Öğrencinin bitmeyen çilesidir sırada beklemek. Bir
başvuru sırasında ya da sonrasında işlemlerimizi tamamlamak için ilgili kurumun önünde sıraya girer ve bekleriz. Ya sonrası? Sırada bekleyen onlarca insan arasında, sıra bize gelene kadar sıkıntıdan patlarız.
Zaman zaman gerginlikler çıkar, "neden bu sıra yavaş ilerliyor" şeklinde başlayan ve kavgaya dönüşen tatsızlıklar yaşanır.

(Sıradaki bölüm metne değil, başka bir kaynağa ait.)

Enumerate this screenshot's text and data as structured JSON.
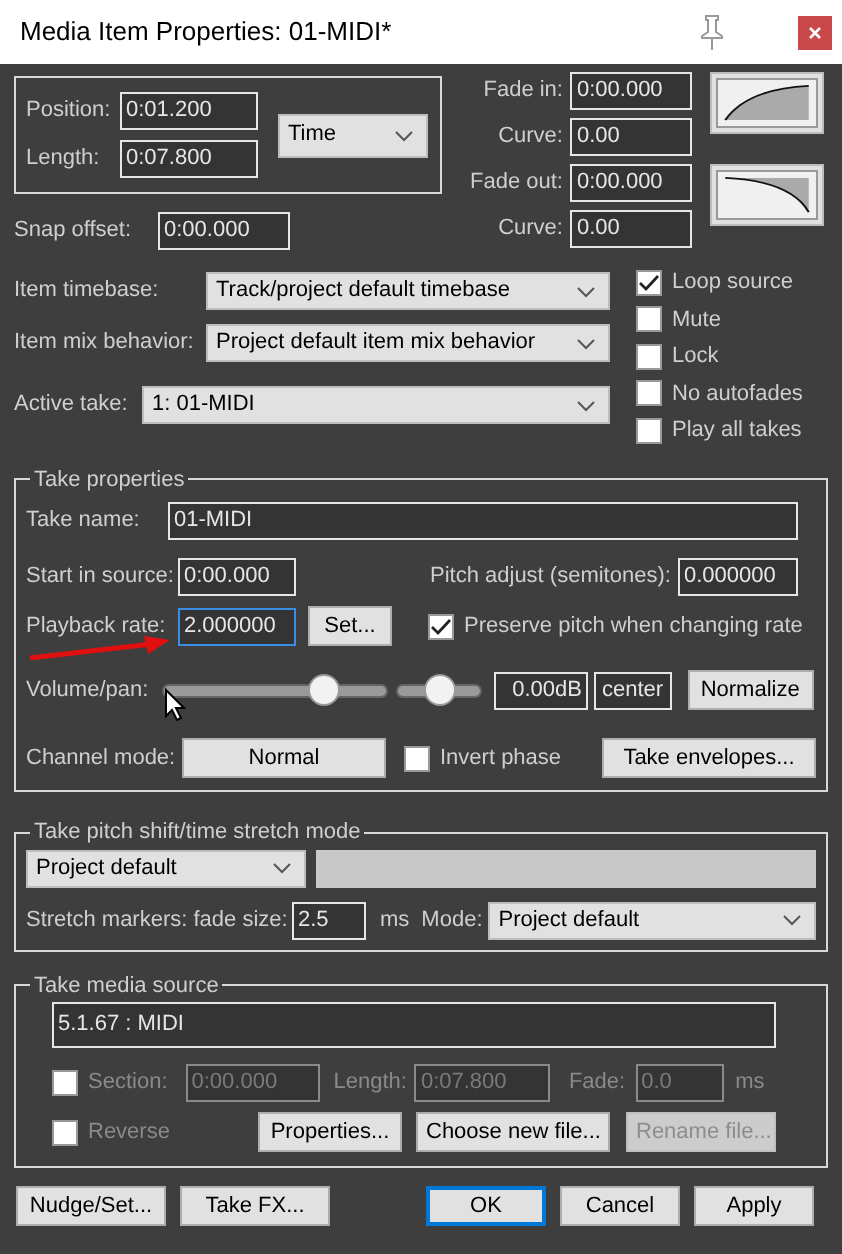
{
  "window": {
    "title": "Media Item Properties:  01-MIDI*"
  },
  "position": {
    "label": "Position:",
    "value": "0:01.200"
  },
  "length": {
    "label": "Length:",
    "value": "0:07.800"
  },
  "time_format": {
    "value": "Time"
  },
  "fades": [
    {
      "kind": "in",
      "label": "Fade in:",
      "value": "0:00.000",
      "curve_label": "Curve:",
      "curve": "0.00"
    },
    {
      "kind": "out",
      "label": "Fade out:",
      "value": "0:00.000",
      "curve_label": "Curve:",
      "curve": "0.00"
    }
  ],
  "snap_offset": {
    "label": "Snap offset:",
    "value": "0:00.000"
  },
  "item_settings": [
    {
      "label": "Item timebase:",
      "value": "Track/project default timebase"
    },
    {
      "label": "Item mix behavior:",
      "value": "Project default item mix behavior"
    },
    {
      "label": "Active take:",
      "value": "1: 01-MIDI"
    }
  ],
  "item_flags": [
    {
      "label": "Loop source",
      "checked": true
    },
    {
      "label": "Mute",
      "checked": false
    },
    {
      "label": "Lock",
      "checked": false
    },
    {
      "label": "No autofades",
      "checked": false
    },
    {
      "label": "Play all takes",
      "checked": false
    }
  ],
  "take_properties": {
    "title": "Take properties",
    "take_name": {
      "label": "Take name:",
      "value": "01-MIDI"
    },
    "start_in_source": {
      "label": "Start in source:",
      "value": "0:00.000"
    },
    "pitch_adjust": {
      "label": "Pitch adjust (semitones):",
      "value": "0.000000"
    },
    "playback_rate": {
      "label": "Playback rate:",
      "value": "2.000000",
      "focused": true
    },
    "set_button": "Set...",
    "preserve_pitch": {
      "label": "Preserve pitch when changing rate",
      "checked": true
    },
    "volume_pan": {
      "label": "Volume/pan:",
      "volume": {
        "level": 0.72
      },
      "pan": {
        "level": 0.5
      },
      "volume_reading": "0.00dB",
      "pan_reading": "center"
    },
    "normalize": "Normalize",
    "channel_mode": {
      "label": "Channel mode:",
      "value": "Normal"
    },
    "invert_phase": {
      "label": "Invert phase",
      "checked": false
    },
    "take_envelopes": "Take envelopes..."
  },
  "stretch": {
    "title": "Take pitch shift/time stretch mode",
    "algorithm": "Project default",
    "markers_label": "Stretch markers: fade size:",
    "fade_size": "2.5",
    "unit": "ms",
    "mode_label": "Mode:",
    "mode": "Project default"
  },
  "media_source": {
    "title": "Take media source",
    "source": "5.1.67 : MIDI",
    "section": {
      "label": "Section:",
      "checked": false,
      "disabled": true,
      "value": "0:00.000"
    },
    "length": {
      "label": "Length:",
      "value": "0:07.800",
      "disabled": true
    },
    "fade": {
      "label": "Fade:",
      "value": "0.0",
      "unit": "ms",
      "disabled": true
    },
    "reverse": {
      "label": "Reverse",
      "checked": false,
      "disabled": true
    },
    "buttons": [
      {
        "label": "Properties...",
        "disabled": false
      },
      {
        "label": "Choose new file...",
        "disabled": false
      },
      {
        "label": "Rename file...",
        "disabled": true
      }
    ]
  },
  "buttons": [
    {
      "label": "Nudge/Set...",
      "default": false
    },
    {
      "label": "Take FX...",
      "default": false
    },
    {
      "label": "OK",
      "default": true
    },
    {
      "label": "Cancel",
      "default": false
    },
    {
      "label": "Apply",
      "default": false
    }
  ]
}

Üstüne bir de azar işitiriz görevlilerden.
"Neden son güne bıraktın"
Kentkart uygulaması da tam bu tür bir çilenin başlangıcı oldu biz öğrenciler için.
Önce
kartların basılması için her gün siteyi kontrol etmek zorunda bırakıldık. Yetmedi, saat kulesinin oraya kadar uzanan kuyrukta kartımızı alabilmek için saatlerce bekledik.
Ve bazılarımız, aldıkları kartın arızalı çıkması ile olayın üstüne bir bardak soğuk su içmek zorunda bırakıldık.
Ya öğretmenlerimiz?
Sanıyorum onların işi öğrencilere göre daha kolay ve daha hızlı sonuçlandırıldı. Sesleri çıkmadığına göre!